St. Norbert College professors Abigail Trollinger and Anh Sy Huy Le, were selected as the recipients of this year's Franklin Research Fellowship, which is funded and administered by the American Philosophical Society (https://www.amphilsoc.org/).

The fellowship provides the financial support needed to conduct humanistic and social scientific research on topics that have conventionally been omitted from public understanding and to contribute to the advancement of academic knowledge. Usually, between 80 to 90 scholars nationwide are selected to receive the fellowship. To have two faculty historians chosen from the same institution is significant.

“I think, really, it speaks to the quality of research work conducted by our esteemed faculty and to a St. Norbert College education as a whole,” said Le.

Trollinger and Le will be using the fellowship to research and write books this summer. Le is a historian of East Asia and Trollinger is a historian of the 20th-century United States.

Anh Le bio:

Anh Le is a social and political historian of modern Vietnam and Sino-Southeast Asian relations. His research explores the interlinked dynamics and tensions between migratory networks, colonial capitalism and urbanization. He has published on topics ranging from trans-Pacific Chinese migration to the roles of Chinese rice commerce in the transformation of southern Vietnamese port cities. Le studied Chinese at Fudan University in China and Middlebury College as a Kathryn Davis Fellow for Peace.

From 2016 to 2020, he conducted archival research in China, Taiwan, Singapore and Vietnam with the support of the SSRC-Andrew Mellon Foundation, the American Council of Learned Societies and the Lee Kong Chian Fellowship from the National Library of Singapore.


Abigail Trollinger bio:

Abigail Trollinger studies American urban and social welfare history, especially the ways that reformers and workers articulated their beliefs and goals to impact social welfare policy.

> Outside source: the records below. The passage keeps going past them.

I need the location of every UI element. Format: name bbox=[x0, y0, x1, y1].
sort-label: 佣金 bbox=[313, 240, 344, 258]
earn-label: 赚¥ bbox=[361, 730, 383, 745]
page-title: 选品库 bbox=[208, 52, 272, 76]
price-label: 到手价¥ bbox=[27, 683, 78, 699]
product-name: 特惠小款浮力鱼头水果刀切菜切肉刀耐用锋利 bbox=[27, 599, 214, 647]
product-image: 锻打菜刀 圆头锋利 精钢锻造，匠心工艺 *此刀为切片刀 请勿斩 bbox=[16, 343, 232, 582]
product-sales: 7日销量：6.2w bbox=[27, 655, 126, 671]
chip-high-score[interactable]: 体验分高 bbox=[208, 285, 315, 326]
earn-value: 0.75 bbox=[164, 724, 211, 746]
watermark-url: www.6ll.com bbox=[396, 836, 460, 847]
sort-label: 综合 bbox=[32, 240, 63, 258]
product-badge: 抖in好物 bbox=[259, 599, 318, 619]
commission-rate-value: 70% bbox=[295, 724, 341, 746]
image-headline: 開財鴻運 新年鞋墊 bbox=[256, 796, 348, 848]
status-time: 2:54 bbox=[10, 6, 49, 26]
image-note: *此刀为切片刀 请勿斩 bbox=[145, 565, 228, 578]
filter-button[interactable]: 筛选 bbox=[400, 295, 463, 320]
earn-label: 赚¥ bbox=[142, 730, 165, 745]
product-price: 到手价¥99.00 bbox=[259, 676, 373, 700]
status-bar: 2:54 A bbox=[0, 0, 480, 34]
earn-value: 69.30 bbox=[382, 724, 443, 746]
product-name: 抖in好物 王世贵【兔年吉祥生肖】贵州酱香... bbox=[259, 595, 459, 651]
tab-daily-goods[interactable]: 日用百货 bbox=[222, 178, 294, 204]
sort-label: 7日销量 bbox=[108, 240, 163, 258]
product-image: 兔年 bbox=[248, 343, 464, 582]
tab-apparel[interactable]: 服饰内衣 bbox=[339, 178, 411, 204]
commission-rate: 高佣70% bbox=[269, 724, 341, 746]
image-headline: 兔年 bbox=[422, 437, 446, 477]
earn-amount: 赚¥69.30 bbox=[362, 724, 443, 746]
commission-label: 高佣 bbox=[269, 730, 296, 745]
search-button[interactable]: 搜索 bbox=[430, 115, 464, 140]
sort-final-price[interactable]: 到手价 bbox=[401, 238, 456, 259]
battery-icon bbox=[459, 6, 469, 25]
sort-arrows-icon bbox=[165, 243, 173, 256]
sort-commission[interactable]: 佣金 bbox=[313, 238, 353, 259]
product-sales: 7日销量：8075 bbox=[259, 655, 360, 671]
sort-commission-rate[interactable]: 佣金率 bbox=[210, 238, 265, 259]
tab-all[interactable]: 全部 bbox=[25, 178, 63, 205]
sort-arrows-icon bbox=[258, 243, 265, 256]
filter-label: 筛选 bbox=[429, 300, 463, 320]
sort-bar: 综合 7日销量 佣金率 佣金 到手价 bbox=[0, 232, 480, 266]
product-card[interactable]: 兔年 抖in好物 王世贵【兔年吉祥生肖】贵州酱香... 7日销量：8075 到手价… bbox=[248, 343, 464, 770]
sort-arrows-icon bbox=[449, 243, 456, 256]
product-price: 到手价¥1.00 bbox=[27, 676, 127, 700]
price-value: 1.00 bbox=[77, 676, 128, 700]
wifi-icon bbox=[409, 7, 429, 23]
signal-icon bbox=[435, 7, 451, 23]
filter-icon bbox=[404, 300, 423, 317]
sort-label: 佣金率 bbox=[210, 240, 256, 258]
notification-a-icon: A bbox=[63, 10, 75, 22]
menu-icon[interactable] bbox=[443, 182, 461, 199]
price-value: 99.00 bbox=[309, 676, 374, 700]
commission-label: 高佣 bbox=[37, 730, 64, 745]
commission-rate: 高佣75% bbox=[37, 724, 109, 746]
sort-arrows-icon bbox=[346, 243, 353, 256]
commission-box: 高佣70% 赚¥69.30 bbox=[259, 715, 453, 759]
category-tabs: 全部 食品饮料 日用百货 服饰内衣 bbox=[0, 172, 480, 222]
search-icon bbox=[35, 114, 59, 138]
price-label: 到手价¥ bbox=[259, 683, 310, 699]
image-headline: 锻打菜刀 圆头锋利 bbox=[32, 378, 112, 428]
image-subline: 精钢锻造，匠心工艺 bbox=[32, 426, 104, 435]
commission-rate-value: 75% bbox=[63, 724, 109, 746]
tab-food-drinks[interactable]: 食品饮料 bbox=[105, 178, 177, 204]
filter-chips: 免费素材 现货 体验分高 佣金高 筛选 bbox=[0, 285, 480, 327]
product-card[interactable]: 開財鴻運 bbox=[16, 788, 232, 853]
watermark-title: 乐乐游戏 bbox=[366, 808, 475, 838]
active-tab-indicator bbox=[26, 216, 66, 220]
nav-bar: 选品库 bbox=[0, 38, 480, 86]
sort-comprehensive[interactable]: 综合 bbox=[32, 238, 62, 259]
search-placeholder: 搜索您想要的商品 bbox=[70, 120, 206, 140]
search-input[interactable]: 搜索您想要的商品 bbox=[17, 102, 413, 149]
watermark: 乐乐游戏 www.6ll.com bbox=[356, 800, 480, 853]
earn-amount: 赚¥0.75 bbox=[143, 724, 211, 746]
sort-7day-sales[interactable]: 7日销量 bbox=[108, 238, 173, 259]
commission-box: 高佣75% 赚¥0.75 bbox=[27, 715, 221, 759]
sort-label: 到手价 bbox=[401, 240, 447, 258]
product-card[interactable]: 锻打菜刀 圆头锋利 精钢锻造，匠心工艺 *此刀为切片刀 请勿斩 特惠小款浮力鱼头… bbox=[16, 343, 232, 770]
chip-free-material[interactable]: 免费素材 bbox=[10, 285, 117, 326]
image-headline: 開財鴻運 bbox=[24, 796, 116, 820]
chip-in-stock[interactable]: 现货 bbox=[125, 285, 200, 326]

She is also interested in the relationships between social workers and their “clients,” which were multifaceted and often highly contested.

Trollinger teaches courses on poverty and social welfare policy, immigration and women’s and gender history. She is also a firm advocate of bringing research and teaching into conversation with practice, so she teaches a methods course that includes archival research and several courses that include community engagement.